Лично у меня языки друг другу мешают, создают помехи. Забываешь слово на одном языке, хотя помнишь его эквивалент на другом. Или, что еще чаще, думаешь, что забываешь слово, хотя помнишь эквивалент, лезешь в словарь, и оказывается — нет такого слова! Или какие-то конструкции из одного языка лезут в другой, это каждодневная история. Быть билингвой, как правило, значит и не иметь ни одного родного, своего языка — не иметь языка, которого не замечаешь, который сидит на тебе без складок, кожей, — потому что ты ошибаешься во всех, и тебя еще и поправляют, особенно люди, которые говорят только на одном, что лично мне кажется совсем неприличным.

В России фиксация на правильной речи осталась от классовой системы и от колонизации других народов: вспомним, что именно значит, когда человека называют «безграмотным», — это говорит о его классовой принадлежности. Или вспомним анекдоты о том, как грузины говорят на русском. В Нью-Йорке к неправильной речи привыкли, и ее неправильность не замечают. В Нью-Йорке можно говорить с акцентом; в России, насколько я понимаю, не совсем. В Германии хотят перейти от российского мышления к более толерантному. Но немцы все равно очень плохо понимают акцентированную речь. У меня все время проблемы в магазинах. Я им объясняю, какой колбасы мне отрезать, а получается Хармс. Но мне это надоело, меня это раздражать стало.

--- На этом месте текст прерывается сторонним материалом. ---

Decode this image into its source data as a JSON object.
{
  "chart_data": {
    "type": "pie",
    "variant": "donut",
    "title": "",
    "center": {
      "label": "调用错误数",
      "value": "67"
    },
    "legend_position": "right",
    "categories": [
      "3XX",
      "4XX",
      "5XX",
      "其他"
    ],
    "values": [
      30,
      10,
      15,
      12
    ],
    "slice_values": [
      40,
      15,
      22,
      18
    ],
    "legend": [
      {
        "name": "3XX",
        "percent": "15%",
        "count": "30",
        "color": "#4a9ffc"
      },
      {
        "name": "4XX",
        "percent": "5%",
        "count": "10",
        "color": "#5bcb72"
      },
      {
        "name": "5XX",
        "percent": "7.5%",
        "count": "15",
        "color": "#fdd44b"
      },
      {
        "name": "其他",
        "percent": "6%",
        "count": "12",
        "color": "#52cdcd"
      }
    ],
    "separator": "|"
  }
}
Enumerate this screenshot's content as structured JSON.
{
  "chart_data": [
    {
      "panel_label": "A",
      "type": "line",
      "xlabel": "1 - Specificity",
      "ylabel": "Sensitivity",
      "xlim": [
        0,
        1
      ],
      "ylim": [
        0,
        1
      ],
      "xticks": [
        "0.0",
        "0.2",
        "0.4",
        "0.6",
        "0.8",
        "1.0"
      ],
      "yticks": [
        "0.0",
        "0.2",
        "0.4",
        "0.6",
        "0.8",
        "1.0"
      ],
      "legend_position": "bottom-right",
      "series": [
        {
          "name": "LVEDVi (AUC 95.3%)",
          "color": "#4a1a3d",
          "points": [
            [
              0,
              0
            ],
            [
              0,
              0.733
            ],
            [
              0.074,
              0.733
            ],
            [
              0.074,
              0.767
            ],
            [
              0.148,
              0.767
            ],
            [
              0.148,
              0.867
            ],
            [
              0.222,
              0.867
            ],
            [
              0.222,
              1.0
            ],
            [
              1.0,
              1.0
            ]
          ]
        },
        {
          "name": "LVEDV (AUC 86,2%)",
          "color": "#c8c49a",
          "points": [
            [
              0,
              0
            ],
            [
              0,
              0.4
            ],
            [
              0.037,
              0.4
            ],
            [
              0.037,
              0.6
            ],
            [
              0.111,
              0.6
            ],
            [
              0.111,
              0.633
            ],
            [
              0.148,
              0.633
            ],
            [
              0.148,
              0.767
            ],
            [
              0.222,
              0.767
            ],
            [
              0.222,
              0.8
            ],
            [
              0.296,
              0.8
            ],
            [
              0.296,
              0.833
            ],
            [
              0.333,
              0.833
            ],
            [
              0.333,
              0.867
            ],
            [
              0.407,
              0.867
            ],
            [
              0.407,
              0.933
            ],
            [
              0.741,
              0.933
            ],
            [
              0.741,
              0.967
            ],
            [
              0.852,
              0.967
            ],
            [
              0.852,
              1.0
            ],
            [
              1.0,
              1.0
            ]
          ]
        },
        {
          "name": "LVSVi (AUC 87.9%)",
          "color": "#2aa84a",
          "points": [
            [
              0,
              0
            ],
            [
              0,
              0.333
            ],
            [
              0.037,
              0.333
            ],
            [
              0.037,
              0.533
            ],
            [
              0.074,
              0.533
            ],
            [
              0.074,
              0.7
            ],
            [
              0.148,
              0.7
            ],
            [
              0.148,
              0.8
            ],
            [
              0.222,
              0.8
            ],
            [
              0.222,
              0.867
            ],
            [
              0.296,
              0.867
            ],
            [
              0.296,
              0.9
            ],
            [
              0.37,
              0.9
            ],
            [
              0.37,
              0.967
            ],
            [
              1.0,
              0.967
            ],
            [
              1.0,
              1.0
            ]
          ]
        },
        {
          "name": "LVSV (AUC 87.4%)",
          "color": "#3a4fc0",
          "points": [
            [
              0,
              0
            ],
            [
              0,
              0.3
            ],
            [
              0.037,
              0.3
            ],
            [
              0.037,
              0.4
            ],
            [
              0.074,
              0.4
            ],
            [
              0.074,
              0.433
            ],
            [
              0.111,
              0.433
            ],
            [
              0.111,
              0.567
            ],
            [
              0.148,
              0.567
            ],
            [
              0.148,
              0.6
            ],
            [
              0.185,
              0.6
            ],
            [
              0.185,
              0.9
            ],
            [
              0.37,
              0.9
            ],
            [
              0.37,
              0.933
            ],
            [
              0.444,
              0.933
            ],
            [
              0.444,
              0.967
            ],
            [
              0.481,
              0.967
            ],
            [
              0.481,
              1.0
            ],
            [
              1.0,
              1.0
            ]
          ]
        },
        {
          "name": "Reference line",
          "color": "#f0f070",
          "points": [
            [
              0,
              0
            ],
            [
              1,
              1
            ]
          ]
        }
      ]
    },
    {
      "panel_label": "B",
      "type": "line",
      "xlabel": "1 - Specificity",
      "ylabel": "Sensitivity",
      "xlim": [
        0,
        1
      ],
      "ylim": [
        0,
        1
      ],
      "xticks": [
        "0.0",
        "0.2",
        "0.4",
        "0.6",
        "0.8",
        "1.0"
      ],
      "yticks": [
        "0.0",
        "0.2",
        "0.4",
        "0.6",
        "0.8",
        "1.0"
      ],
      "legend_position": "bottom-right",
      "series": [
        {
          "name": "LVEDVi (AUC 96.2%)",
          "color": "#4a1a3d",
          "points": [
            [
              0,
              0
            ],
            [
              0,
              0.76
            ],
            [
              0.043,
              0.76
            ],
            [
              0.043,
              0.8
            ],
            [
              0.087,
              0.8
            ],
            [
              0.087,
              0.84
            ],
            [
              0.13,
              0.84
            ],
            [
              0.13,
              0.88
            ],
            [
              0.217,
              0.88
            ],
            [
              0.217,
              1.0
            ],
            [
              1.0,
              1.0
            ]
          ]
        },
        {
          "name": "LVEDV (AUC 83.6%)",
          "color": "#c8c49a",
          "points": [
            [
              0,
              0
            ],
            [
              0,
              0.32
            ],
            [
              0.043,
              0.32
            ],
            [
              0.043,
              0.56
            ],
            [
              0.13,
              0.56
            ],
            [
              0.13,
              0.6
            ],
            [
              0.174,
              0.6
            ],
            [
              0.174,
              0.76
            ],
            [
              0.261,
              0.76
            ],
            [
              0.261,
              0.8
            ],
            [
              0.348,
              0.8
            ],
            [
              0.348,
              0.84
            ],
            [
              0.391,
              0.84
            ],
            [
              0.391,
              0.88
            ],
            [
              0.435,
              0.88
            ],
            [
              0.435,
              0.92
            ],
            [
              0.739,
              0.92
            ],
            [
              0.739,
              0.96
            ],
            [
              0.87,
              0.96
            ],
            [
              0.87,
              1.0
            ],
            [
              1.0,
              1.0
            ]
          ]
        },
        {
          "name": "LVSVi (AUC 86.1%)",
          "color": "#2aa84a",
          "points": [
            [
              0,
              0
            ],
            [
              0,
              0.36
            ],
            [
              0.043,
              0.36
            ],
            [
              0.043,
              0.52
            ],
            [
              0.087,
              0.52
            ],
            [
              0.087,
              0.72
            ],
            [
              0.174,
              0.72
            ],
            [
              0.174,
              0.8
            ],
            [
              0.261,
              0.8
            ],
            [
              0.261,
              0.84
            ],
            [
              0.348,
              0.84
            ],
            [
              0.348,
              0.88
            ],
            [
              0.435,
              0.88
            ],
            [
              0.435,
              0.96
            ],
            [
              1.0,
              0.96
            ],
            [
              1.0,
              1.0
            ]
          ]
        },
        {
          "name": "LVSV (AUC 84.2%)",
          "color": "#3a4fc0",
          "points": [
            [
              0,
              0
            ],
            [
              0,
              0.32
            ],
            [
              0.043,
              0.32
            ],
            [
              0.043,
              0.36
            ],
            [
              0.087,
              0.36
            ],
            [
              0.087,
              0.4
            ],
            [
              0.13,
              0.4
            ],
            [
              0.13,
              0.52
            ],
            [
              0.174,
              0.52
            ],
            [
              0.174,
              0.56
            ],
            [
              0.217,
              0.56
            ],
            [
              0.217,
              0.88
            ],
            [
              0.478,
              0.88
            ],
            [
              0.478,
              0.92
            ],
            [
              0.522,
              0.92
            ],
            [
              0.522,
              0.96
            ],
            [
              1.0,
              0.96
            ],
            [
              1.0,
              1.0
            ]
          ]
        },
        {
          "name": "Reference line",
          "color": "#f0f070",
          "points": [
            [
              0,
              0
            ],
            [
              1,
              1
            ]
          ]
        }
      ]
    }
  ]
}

У меня очень большие проблемы с немецким, не получается выучить. Наверное, потому, что я не хочу здесь жить. Или просто потому, что нет времени. Мой немецкий все еще на том уровне, когда идут сильные помехи от других иностранных языков — не от русского или английского, а от тех, которые еще хуже знаю.

Психологически это все очень трудно. Когда я перехожу из одной языковой системы в другую, я перестаю соображать, мне стыдно разговаривать, я чувствую себя голым и замыкаюсь. С русским и английским так не происходит — я привык начинать предложение на одном и заканчивать на другом, мы в Нью-Йорке так говорим, — но, когда я работал в Париже, а по выходным летал домой в Берлин, у меня часто было ощущение, что меня по голове палкой бьют. А с русским смешно то, что я вырос в среде, где все русскоговорящие были англоговорящими, и мне до сих пор странно, когда русскоговорящие являются только русскоговорящими.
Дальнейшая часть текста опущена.